Saturday, 27th August, 2022

[Day 894]

Today is the day when we are due to depart – unfortunately. We got up at 7.30am and finished off most of our packing fairly quickly. We had packed the wardrobe and ‘main’ suitcase the evening before and I always find packing to go home so much easier than the other way round. After all, everything in the room has to be either thrown away or packed but we took several of the smaller packages into the car when we went down for breakfast and that made the final exit from the hotel bedroom so much the easier. We paid our bill and were ready to set off at 9.45. It was the most glorious of days and the motoring was really pleasant. We stopped at the normal service station on the way back which we know is exactly half of the distance between Bromsgrove and Yorkshire and then proceeded on our way. Half way through this second half of the journey, we were nearly involved in a really nasty accident on the motorway. We were motoring at a straight 70mph in the ‘slow’ i.e. inside lane when suddenly a car seemed to slide sideways almost into us. For our part I veered leftwards so that I was half on the hard shoulder and this avoided any contact between us. What had happened was that an aggressive driver behind us had hassled the car in front who had evidently drifted left to get out of the aggressive driver’s way but without checking his mirror and hence nearly collided with us. Fortunately, no harm came to any of us but the aggressive driver shot off into the distance never to be seen again. We celebrated our good fortune by treating ourselves to a boiled sweet and continued with the rest of the journy being just a little more alert than normal.

We received some rather bad news from a close friends of Meg’s Uncle Ken late last night.

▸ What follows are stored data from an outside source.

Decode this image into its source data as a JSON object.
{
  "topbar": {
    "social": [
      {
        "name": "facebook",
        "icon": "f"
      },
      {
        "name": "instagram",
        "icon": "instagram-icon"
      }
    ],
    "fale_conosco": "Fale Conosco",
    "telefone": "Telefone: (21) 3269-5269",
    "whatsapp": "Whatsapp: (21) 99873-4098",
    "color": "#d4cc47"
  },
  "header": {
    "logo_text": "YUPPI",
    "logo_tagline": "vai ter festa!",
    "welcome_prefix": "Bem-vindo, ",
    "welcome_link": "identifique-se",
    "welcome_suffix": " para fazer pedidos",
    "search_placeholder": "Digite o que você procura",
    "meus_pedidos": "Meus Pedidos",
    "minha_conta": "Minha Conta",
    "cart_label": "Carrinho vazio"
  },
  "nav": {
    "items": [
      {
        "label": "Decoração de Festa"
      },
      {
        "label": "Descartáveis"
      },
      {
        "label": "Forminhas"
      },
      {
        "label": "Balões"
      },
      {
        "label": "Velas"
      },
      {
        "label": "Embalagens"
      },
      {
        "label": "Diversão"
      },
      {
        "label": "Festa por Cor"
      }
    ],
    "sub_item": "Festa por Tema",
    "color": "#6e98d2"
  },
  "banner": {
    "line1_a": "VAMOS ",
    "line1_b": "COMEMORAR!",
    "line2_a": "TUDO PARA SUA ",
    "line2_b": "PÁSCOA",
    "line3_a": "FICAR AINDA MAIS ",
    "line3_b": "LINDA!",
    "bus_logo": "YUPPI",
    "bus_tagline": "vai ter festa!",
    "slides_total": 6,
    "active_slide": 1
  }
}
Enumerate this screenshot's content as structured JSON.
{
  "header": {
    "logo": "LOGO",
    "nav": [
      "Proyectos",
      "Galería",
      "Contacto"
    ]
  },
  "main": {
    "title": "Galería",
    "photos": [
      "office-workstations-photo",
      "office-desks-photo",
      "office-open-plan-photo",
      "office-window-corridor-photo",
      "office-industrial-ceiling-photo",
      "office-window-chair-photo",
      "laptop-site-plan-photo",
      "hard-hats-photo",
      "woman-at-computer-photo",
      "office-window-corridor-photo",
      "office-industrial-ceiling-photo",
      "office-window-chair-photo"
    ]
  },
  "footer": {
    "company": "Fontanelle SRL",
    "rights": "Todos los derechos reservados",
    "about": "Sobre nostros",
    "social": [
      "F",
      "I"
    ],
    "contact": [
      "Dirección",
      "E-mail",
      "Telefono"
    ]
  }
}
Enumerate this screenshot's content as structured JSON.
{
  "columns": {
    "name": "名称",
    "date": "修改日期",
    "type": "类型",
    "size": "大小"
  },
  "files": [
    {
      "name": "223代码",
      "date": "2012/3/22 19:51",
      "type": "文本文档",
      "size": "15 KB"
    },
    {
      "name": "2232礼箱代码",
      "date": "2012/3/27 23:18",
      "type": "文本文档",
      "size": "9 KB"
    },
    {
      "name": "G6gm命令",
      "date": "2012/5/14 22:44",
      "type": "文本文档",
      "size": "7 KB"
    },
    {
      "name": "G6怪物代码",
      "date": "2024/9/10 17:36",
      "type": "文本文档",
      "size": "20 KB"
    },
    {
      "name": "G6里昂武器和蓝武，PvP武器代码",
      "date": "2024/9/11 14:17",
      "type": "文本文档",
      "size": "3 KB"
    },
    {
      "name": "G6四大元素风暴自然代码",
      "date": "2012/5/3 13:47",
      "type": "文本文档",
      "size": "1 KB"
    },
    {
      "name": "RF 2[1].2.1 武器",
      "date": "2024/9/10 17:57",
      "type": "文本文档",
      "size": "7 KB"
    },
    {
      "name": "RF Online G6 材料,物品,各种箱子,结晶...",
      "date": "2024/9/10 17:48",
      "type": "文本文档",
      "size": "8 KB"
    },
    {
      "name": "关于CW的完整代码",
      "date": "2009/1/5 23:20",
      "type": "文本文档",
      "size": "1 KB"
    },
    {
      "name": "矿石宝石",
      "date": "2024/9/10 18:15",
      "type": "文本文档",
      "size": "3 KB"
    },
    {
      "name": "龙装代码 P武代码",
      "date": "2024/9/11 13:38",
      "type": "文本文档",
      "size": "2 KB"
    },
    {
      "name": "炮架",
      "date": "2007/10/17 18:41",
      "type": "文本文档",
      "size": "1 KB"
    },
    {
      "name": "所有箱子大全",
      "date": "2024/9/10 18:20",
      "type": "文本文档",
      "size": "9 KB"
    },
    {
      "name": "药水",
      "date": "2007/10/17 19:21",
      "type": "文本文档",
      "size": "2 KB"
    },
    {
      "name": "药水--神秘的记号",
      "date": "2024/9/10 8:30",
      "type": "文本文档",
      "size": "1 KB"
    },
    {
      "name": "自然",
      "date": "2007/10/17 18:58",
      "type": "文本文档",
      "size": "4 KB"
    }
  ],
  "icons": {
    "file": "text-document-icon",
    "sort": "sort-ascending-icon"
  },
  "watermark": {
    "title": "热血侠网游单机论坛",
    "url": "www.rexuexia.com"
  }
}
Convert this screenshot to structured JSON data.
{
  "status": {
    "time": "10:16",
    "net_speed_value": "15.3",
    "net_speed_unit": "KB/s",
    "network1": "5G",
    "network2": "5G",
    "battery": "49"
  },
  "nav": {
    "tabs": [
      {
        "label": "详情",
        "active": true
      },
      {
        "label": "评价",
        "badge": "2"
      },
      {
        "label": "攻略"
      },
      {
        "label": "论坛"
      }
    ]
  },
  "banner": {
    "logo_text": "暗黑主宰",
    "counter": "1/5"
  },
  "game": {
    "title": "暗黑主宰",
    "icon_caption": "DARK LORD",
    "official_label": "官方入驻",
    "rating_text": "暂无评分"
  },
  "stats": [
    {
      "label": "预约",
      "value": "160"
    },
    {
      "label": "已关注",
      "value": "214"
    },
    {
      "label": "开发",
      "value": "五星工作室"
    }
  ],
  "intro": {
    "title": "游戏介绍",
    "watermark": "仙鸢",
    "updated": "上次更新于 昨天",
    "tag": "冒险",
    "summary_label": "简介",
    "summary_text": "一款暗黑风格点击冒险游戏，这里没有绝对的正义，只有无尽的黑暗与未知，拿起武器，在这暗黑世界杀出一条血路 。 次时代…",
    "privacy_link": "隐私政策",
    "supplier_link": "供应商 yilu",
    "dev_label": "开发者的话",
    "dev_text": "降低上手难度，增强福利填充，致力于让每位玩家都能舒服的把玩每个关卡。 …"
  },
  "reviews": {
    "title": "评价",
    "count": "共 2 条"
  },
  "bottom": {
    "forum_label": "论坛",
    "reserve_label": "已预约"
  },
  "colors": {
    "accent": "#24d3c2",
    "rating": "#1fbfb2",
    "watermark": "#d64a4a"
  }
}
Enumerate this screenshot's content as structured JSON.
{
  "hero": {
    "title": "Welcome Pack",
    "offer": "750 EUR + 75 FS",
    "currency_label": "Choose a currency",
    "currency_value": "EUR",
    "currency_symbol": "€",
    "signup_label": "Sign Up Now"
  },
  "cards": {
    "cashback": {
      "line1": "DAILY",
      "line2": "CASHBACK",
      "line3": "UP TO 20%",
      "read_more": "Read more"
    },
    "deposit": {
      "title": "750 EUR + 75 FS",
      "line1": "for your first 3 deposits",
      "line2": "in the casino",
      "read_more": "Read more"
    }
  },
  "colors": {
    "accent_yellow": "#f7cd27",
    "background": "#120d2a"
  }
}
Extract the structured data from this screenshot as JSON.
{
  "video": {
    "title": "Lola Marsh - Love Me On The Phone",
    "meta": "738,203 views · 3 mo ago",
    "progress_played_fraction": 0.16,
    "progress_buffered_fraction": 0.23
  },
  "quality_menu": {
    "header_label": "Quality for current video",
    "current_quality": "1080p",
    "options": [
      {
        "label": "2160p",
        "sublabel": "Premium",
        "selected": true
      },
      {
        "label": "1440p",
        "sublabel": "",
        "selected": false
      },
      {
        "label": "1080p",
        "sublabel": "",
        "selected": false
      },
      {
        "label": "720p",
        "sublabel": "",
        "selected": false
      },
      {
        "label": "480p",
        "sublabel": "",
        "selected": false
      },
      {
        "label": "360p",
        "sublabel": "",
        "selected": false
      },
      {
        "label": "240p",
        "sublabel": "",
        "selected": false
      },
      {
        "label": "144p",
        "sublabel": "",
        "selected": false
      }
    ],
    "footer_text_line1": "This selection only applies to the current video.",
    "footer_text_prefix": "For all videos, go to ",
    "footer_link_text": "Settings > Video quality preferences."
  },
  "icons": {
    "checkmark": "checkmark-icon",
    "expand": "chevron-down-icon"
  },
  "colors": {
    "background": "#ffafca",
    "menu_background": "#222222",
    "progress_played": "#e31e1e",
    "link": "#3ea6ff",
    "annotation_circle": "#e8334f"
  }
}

He is very elderly (about 93 I think) but has suddenly seemed to have lost the will to live and is refusing any food and drink in his residential home in Colwyn, North Wales. How long an elderly frail person can survive without sustenance is very hard to say but we fear that Uncle Ken may not have many more days left to live. Meg and I have tried to work out our options are and we think that a flying visit is not really possible tomorrow (Sunday) and we would not want to be on a motorway on Bank Holiday Monday. Because of other commitments we have during the week, we think that Thursday may be the first day that we can actually motor up to see Uncle Ken (if he is well enough to see us, in any case). We are keeping in close touch with other relatives and friends although Meg is Uncle Ken’s closest living relative and will have to resolve what we are going to do when we get some firmer news. So as things stand we shall see if get an update sometime tomorrow morning and on Monday and then we can make plans accordingly. I got into contact with my daughter-in-law who promptly came round so that we could discuss our best course of action face-to-face and, as always, she was a fund of useful and practical advice. She herself has had to cope with the deaths of some of her own close relatives and so is in a good position to help us to work out our options. In the late afternoon, we went to church as we normally do on Saturday afternoons and then settled down for a leisurely evening once we have consumed a bit of supper.

The current chancellor of the Exhequeur, Nadhim Zahawi, is in a massive dilemma today. Firstly, he may not still be in his current post in about 8 days time as the new Prime Minister is elected and a new ministerial team subsequently appointed. But he has now admitted that in the current ‘cost of living’ crisis, Britons on £45,000 (50% more than the average wage) will probably need help in paying for energy bills as experts warn that the price cap could rise to £7,700. Meanwhile, he has also told the Daily Telegraph that households must try and reduce their energy consumption, and that he fears gas prices could remain elevated for another two years. The ‘official line’ coming from the government is that options for a variety of support packages is being prepared in the background but nothing can actually happen until a new ministerial team is actually in place. In the meantime, the amount of stress in the general population that the rising fuel crisis is generating cannot be underestimated but nothing seems to be happening as the whole governmental machine is effectively in suspension. I am still trying to comprehend the actually reasons why British fuel dprices should have to rise to such an extraordinary extent. For example, EDF energy prices rise by 4% in France compared to 54% in UK but EDF (Electricitie de France) is a State-owned firm was was forced to take a £7 billion pound hit to protect French households.